In the daytime, while most eleven year old children are at school, Jorge is walking around the tourist attractions of Paris, ignoring the rumbles of his empty stomach, as he looks for easy targets to steal cash from. Often he has to wait until the end of the day before he can eat. Once he has handed his takings over to his ‘controller’, Bill, he is given a few Euros for food. There is little left over for other essentials.

At night Jorge returns to a camp on the outskirts of Paris. His home is a small shed made mostly of cardboard which he shares with twelve year old Abel. Jorge barely remembers his parents and his home in Romania. He went with Bill to Paris with the hope of making a better life for himself and sending money home to help his parents. Now he is trapped in a life of poverty and theft.

Jorge doesn’t feel right about stealing, but is aware of the limitations of his situation. He decides that if he learns to cook, he can find work and escape from the camp with his friend Ada, before she is sold in ‘marriage’ to an old man. But his time is running out. Ada is almost old enough to be ‘married’ and there are rumours that the government is planning to bulldoze the camp. He needs to figure out how to implement his plan quickly to save himself and his friends.

Jorge is a memorable character who it is easy to empathise with. Despite his history he is kind and brave. He has an unexpected depth of insight into the people around him and understands the impact of his actions upon others.  He is quick to learn yet also, due to his life experience, displays a naivety about social norms. There are a number of scenes where he compares his experience of normal with others around him, usually in conversation. This comparison gently emphasises the poverty he lives in and reveals the magnitude of his situation.

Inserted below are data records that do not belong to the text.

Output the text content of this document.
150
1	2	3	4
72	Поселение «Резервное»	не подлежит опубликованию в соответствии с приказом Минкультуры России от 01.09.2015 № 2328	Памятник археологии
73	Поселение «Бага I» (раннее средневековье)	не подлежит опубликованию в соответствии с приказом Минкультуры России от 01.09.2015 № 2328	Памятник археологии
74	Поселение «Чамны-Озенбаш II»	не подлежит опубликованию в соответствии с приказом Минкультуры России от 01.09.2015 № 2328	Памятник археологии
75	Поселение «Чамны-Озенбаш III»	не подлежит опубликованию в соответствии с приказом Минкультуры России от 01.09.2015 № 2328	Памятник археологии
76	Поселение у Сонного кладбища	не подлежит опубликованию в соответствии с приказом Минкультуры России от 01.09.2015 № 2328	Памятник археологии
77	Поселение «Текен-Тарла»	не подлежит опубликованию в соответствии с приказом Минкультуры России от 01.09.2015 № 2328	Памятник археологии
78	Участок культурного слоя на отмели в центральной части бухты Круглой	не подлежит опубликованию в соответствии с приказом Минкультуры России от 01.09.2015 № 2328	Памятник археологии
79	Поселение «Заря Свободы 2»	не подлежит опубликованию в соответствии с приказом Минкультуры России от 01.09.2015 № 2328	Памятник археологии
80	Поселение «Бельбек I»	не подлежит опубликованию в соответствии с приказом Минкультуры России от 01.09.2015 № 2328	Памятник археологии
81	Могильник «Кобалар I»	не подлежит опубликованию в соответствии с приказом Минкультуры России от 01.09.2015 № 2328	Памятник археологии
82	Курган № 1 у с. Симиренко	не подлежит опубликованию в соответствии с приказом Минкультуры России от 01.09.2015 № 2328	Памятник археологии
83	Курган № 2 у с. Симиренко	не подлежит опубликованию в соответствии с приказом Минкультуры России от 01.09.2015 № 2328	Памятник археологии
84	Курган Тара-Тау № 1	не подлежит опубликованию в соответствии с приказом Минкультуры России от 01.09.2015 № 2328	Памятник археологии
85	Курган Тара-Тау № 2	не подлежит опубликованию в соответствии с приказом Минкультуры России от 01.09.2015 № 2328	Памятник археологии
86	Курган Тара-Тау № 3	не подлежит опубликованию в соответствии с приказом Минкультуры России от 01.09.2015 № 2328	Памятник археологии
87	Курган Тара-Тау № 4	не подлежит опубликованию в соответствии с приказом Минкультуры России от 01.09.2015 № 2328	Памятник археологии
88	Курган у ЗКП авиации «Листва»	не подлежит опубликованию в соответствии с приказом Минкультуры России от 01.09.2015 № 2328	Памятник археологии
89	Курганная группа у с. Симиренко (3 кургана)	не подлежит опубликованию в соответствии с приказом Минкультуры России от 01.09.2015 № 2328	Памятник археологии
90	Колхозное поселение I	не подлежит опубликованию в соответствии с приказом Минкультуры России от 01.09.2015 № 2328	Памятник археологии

A Cardboard Palace is a beautiful, captivating story. It is cleverly written to empathise with two groups of victims, those who are stolen from and the children who have been forced to steal, whilst highlighting the issue of child trafficking. When I was given the opportunity to read and review this book for the Big Book Club, I already had a copy of it sitting on my desk. My ten year old had selected a copy when we were shopping for a book. She devoured it in a single day then handed it to me saying, “You have to read this book. It is so good”. I agree with her.